In the “How stable and infectious is the virion on surfaces?” section. The last sentence current reads “From the basic reproductive number R 0 ≈2-4 we can infer an upper bound on the risk of infection from touching a surface recently touched by an infected person.” But then do not provide a calculation or any additional information and the paragraph ends. Delete this sentence or include the additional calculations/information.

We revised the ending accordingly.

Comments from reviewer #3:

- Regarding paragraph 2 - Worth clarifying that this needs to be modified for households of more than 1 person.

There might be some modification possible but we are unsure what it should be.

- Regarding paragraph 5 - Worth making this statement a bit more tentative or adding a ref or explanation for the claim.

We updated the statement and made it more tentative as suggested.

- Regarding the sentence that starts "Multiplying the mutation rate . . ."

- Please consider adding something along the following lines: "assuming no fitness effects for the virus."
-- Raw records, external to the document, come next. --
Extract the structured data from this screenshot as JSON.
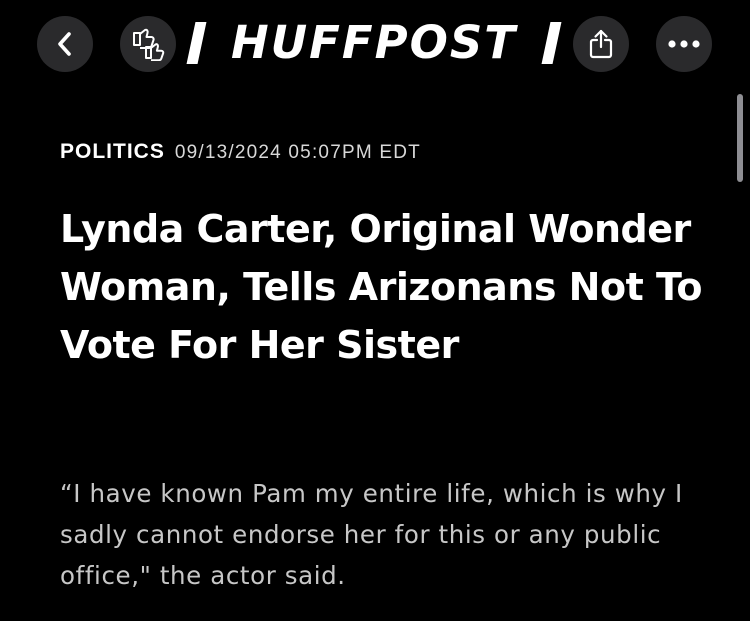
{
  "toolbar": {
    "back_icon": "chevron-left-icon",
    "reaction_icon": "thumbs-reaction-icon",
    "share_icon": "share-icon",
    "more_icon": "ellipsis-icon",
    "button_color": "#2a2a2c"
  },
  "brand": {
    "logo_text": "HUFFPOST"
  },
  "article": {
    "section": "POLITICS",
    "timestamp": "09/13/2024 05:07PM EDT",
    "headline": "Lynda Carter, Original Wonder Woman, Tells Arizonans Not To Vote For Her Sister",
    "dek": "“I have known Pam my entire life, which is why I sadly cannot endorse her for this or any public office,\" the actor said."
  },
  "colors": {
    "background": "#000000",
    "text": "#ffffff",
    "dek_text": "#c7c7c7"
  }
}
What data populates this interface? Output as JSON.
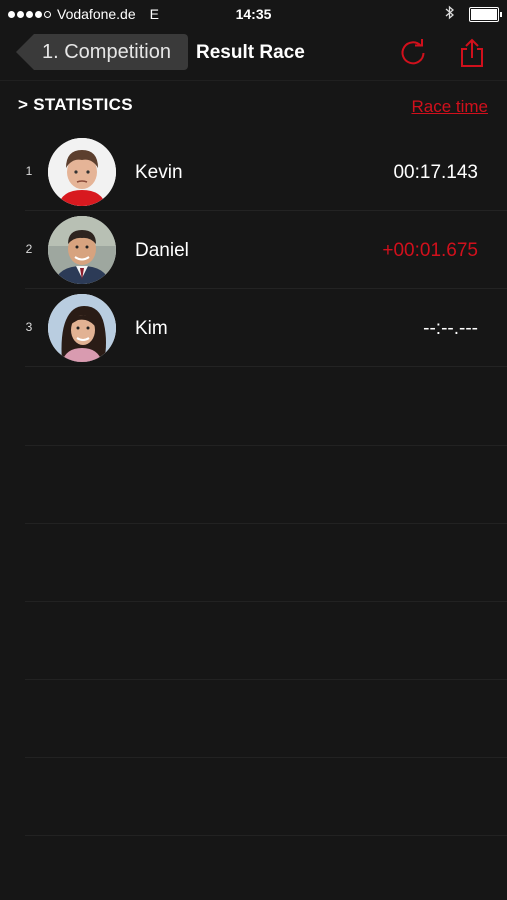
{
  "status_bar": {
    "carrier": "Vodafone.de",
    "network": "E",
    "time": "14:35"
  },
  "nav": {
    "back_label": "1. Competition",
    "title": "Result Race"
  },
  "section": {
    "title": "> STATISTICS",
    "sort_link": "Race time"
  },
  "results": [
    {
      "rank": "1",
      "name": "Kevin",
      "time": "00:17.143"
    },
    {
      "rank": "2",
      "name": "Daniel",
      "time": "+00:01.675"
    },
    {
      "rank": "3",
      "name": "Kim",
      "time": "--:--.---"
    }
  ],
  "colors": {
    "accent": "#d1101c",
    "background": "#161616"
  }
}
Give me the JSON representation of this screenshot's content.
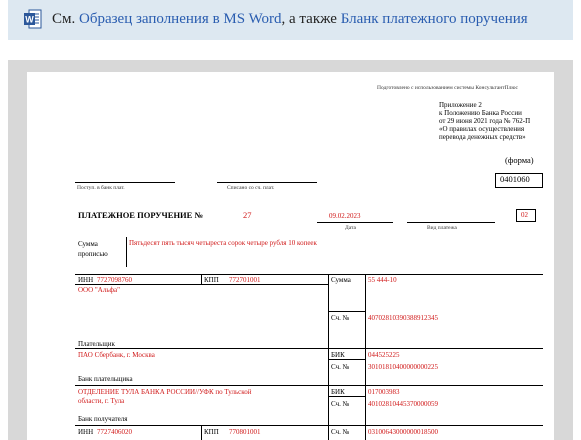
{
  "topbar": {
    "prefix": "См.",
    "link1": "Образец заполнения в MS Word",
    "middle": ", а также",
    "link2": "Бланк платежного поручения",
    "icon": "word-icon"
  },
  "doc": {
    "prepared": "Подготовлено с использованием системы КонсультантПлюс",
    "appendix": [
      "Приложение 2",
      "к Положению Банка России",
      "от 29 июня 2021 года № 762-П",
      "«О правилах осуществления",
      "перевода денежных средств»"
    ],
    "forma": "(форма)",
    "form_code": "0401060",
    "received_label": "Поступ. в банк плат.",
    "debited_label": "Списано со сч. плат.",
    "title": "ПЛАТЕЖНОЕ ПОРУЧЕНИЕ №",
    "number": "27",
    "date": "09.02.2023",
    "date_label": "Дата",
    "payment_type_label": "Вид платежа",
    "status": "02",
    "amount_words_label_1": "Сумма",
    "amount_words_label_2": "прописью",
    "amount_words": "Пятьдесят пять тысяч четыреста сорок четыре рубля 10 копеек",
    "inn_label": "ИНН",
    "payer_inn": "7727098760",
    "kpp_label": "КПП",
    "payer_kpp": "772701001",
    "sum_label": "Сумма",
    "sum_value": "55 444-10",
    "payer_name": "ООО \"Альфа\"",
    "account_label": "Сч. №",
    "payer_account": "40702810390388912345",
    "payer_label": "Плательщик",
    "payer_bank": "ПАО Сбербанк, г. Москва",
    "bik_label": "БИК",
    "payer_bik": "044525225",
    "payer_corr_account": "30101810400000000225",
    "payer_bank_label": "Банк плательщика",
    "payee_bank_line1": "ОТДЕЛЕНИЕ ТУЛА БАНКА РОССИИ//УФК по Тульской",
    "payee_bank_line2": "области, г. Тула",
    "payee_bik": "017003983",
    "payee_bank_account": "40102810445370000059",
    "payee_bank_label": "Банк получателя",
    "payee_inn": "7727406020",
    "payee_kpp": "770801001",
    "payee_account": "03100643000000018500"
  }
}
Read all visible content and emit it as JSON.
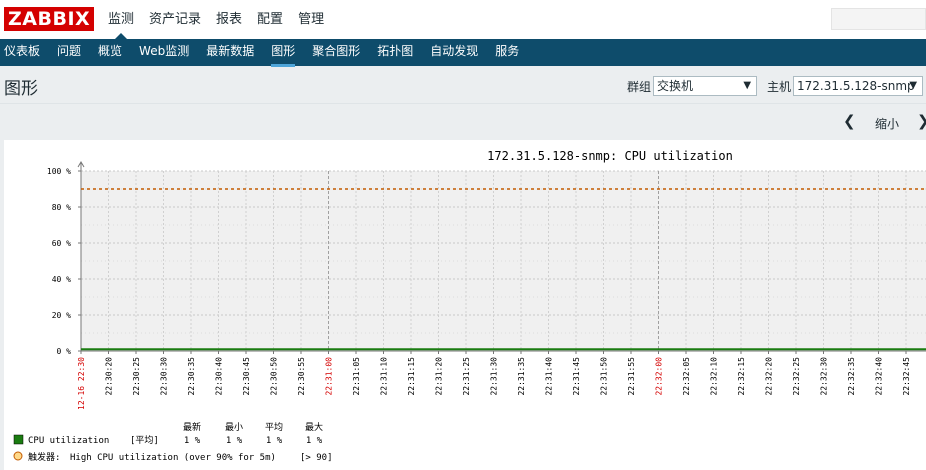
{
  "logo": "ZABBIX",
  "top_menu": [
    "监测",
    "资产记录",
    "报表",
    "配置",
    "管理"
  ],
  "sub_menu": [
    "仪表板",
    "问题",
    "概览",
    "Web监测",
    "最新数据",
    "图形",
    "聚合图形",
    "拓扑图",
    "自动发现",
    "服务"
  ],
  "page_title": "图形",
  "filter": {
    "group_label": "群组",
    "group_value": "交换机",
    "host_label": "主机",
    "host_value": "172.31.5.128-snmp"
  },
  "zoom_label": "缩小",
  "colors": {
    "brand": "#d40000",
    "nav_bg": "#0e4c6b",
    "series": "#1a7c11",
    "trigger": "#c35a00",
    "date_tick": "#d40000"
  },
  "chart_data": {
    "type": "line",
    "title": "172.31.5.128-snmp: CPU utilization",
    "y_ticks": [
      "0 %",
      "20 %",
      "40 %",
      "60 %",
      "80 %",
      "100 %"
    ],
    "ylim": [
      0,
      100
    ],
    "x_ticks": [
      "12-16 22:30",
      "22:30:20",
      "22:30:25",
      "22:30:30",
      "22:30:35",
      "22:30:40",
      "22:30:45",
      "22:30:50",
      "22:30:55",
      "22:31:00",
      "22:31:05",
      "22:31:10",
      "22:31:15",
      "22:31:20",
      "22:31:25",
      "22:31:30",
      "22:31:35",
      "22:31:40",
      "22:31:45",
      "22:31:50",
      "22:31:55",
      "22:32:00",
      "22:32:05",
      "22:32:10",
      "22:32:15",
      "22:32:20",
      "22:32:25",
      "22:32:30",
      "22:32:35",
      "22:32:40",
      "22:32:45"
    ],
    "x_major": [
      "12-16 22:30",
      "22:31:00",
      "22:32:00"
    ],
    "series": [
      {
        "name": "CPU utilization",
        "values": [
          1,
          1,
          1,
          1,
          1,
          1,
          1,
          1,
          1,
          1,
          1,
          1,
          1,
          1,
          1,
          1,
          1,
          1,
          1,
          1,
          1,
          1,
          1,
          1,
          1,
          1,
          1,
          1,
          1,
          1,
          1
        ]
      }
    ],
    "trigger": {
      "name": "High CPU utilization (over 90% for 5m)",
      "value": 90
    },
    "grid": true
  },
  "legend": {
    "headers": [
      "最新",
      "最小",
      "平均",
      "最大"
    ],
    "series_label": "CPU utilization",
    "func_label": "[平均]",
    "stats": [
      "1 %",
      "1 %",
      "1 %",
      "1 %"
    ],
    "trigger_prefix": "触发器:",
    "trigger_text": "High CPU utilization (over 90% for 5m)",
    "trigger_cond": "[> 90]"
  }
}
- I was also confused by how we know the evolutionary rate – by assuming a date of introduction arrived at independently from the sequence data?

We updated the text as suggested. The inference of the evolutionary rate is detailed in the reference cited.

- Regarding the sentence that starts "Multiplying the mutation rate . . ."

- Add “on average”.

This number is not actually an average, but an estimate from the reported peak RNA concentrations, which range from 10⁶-10¹¹ RNAs/mL. We have updated the text to make it more clear how we arrive at this number.